We have developed a new gene-building methodology for low-coverage genomes that relies on a whole genome alignment (WGA) to an annotated, reference genome. The WGA underlying each annotated gene structure in the reference genome is used to infer "gene-scaffold" assemblies of scaffolds in the target genome that contain complete gene structures.

The protein-coding transcripts of the reference gene structures are projected through the WGA onto the implied gene-supercontigs in the target genome. Small insertions/deletions that disrupt the reading-frame of the resultant transcripts are corrected for by inserting "frame-shift" introns into the structure in a manner similar to that of the Ensembl chimpanzee gene-build.

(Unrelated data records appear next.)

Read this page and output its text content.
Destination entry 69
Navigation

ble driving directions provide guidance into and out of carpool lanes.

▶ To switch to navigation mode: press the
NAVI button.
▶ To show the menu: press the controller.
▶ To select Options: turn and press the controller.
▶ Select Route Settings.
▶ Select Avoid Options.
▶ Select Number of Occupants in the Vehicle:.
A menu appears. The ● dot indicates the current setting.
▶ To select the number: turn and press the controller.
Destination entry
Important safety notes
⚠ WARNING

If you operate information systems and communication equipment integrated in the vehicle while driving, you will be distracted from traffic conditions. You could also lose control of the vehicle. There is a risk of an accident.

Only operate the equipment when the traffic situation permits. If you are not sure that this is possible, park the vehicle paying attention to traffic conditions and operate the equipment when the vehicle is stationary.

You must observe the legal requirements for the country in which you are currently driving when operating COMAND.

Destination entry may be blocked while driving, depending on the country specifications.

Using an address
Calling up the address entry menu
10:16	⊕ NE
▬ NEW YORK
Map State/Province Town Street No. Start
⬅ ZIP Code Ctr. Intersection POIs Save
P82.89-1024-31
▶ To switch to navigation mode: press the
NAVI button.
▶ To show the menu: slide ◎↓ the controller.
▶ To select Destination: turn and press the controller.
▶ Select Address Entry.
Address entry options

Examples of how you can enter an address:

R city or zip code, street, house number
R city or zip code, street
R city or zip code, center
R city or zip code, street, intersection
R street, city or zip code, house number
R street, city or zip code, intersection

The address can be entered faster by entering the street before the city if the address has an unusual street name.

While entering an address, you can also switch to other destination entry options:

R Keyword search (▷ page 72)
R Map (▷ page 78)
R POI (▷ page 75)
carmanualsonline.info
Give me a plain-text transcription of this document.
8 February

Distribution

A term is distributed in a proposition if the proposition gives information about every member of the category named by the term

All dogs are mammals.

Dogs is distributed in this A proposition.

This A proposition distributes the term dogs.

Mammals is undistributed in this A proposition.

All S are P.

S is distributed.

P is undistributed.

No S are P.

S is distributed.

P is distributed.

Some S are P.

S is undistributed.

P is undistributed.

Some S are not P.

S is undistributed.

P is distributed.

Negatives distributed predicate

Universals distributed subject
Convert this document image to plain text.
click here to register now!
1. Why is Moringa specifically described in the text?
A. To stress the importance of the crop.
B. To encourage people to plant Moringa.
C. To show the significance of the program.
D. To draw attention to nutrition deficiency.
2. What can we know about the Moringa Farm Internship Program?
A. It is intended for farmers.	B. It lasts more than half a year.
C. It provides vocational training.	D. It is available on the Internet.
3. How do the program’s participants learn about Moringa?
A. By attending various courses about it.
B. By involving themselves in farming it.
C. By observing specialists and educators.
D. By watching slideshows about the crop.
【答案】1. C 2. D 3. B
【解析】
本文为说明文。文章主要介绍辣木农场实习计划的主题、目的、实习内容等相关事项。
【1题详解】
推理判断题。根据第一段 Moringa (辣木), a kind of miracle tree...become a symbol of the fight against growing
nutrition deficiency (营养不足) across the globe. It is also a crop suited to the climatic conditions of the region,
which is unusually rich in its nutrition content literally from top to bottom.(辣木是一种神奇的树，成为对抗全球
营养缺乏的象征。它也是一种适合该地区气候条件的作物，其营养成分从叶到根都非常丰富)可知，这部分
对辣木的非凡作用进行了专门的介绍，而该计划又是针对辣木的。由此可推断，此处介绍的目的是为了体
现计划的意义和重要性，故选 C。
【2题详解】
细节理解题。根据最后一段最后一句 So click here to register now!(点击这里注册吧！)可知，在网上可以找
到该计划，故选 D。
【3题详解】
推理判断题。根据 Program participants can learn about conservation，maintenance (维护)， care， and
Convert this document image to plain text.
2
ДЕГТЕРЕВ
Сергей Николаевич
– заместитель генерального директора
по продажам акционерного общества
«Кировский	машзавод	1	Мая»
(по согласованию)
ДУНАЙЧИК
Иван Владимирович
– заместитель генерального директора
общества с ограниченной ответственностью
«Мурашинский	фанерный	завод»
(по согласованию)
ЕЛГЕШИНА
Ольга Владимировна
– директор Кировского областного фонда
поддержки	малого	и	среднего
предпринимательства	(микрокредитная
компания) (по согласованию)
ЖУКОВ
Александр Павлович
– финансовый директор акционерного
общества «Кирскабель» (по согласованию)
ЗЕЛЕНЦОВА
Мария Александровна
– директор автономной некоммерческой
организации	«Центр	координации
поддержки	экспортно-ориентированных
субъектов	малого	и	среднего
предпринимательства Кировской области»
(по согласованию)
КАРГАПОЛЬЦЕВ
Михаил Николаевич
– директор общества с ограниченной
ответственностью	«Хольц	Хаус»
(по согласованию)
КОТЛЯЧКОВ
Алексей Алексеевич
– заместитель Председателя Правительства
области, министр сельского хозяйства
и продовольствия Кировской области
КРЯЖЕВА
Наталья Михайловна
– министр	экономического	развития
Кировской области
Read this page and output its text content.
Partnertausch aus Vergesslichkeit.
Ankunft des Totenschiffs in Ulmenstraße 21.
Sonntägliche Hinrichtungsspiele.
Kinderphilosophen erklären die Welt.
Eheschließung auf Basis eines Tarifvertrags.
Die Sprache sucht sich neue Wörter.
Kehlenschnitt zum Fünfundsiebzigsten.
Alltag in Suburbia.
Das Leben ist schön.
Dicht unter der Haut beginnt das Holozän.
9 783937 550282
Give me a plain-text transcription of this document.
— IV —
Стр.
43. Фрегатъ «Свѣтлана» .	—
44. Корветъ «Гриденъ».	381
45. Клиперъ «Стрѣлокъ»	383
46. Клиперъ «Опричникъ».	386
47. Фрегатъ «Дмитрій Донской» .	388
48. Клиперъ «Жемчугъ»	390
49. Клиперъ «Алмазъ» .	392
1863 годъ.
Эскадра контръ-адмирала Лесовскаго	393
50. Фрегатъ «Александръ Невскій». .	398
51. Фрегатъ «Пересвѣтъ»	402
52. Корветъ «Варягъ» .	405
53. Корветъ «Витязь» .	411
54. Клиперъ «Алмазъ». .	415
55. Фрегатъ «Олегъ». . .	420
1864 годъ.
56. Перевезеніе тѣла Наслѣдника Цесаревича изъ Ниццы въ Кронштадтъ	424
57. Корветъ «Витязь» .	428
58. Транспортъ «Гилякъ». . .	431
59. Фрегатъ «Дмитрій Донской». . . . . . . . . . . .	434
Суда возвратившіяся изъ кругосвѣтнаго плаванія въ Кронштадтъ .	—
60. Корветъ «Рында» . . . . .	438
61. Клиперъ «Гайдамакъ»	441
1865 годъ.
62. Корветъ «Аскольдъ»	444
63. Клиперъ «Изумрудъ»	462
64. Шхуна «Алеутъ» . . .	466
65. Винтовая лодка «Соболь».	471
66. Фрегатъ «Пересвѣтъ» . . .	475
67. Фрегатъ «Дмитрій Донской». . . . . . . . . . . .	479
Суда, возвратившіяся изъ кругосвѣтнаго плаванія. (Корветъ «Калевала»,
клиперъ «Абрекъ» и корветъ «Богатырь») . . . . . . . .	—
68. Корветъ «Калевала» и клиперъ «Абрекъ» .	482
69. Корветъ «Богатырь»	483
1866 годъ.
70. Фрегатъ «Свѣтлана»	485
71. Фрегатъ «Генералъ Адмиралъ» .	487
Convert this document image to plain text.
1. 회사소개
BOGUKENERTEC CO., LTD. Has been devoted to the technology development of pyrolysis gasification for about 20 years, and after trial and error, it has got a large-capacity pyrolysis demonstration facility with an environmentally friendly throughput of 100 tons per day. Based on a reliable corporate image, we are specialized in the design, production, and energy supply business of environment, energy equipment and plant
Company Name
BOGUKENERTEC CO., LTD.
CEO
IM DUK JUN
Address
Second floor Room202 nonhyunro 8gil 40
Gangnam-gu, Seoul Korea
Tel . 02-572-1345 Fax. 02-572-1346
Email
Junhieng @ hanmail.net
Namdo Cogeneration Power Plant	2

When the WGA implies that the sequence containing an internal exon is missing from the assembly, and the location is consistent with an intra- or inter-scaffold gap, the exon is placed on the gap sequence. This results in a run of X's of the correct length in the translation.

Cow specifics

The Ensembl-annotated human genome (version 31.35d) was used as the reference. A whole-genome alignment between the human and cow genomes was generated in-house using BLASTz (Schwartz S et. al., Gen. Res. 13:103-107). The resulting set of local alignments were processed into a form suitable for the above method using the Axt tools written by Jim Kent (W.J. Kent et.al., PNAS 100:1484-9).

The WGA-based approach described above will miss genes in regions where the alignment quality is poor, and also genes that are specific to cow and its close relatives. The standard mammalian Ensembl gene-build pipeline was therefore used to identify additional gene structures.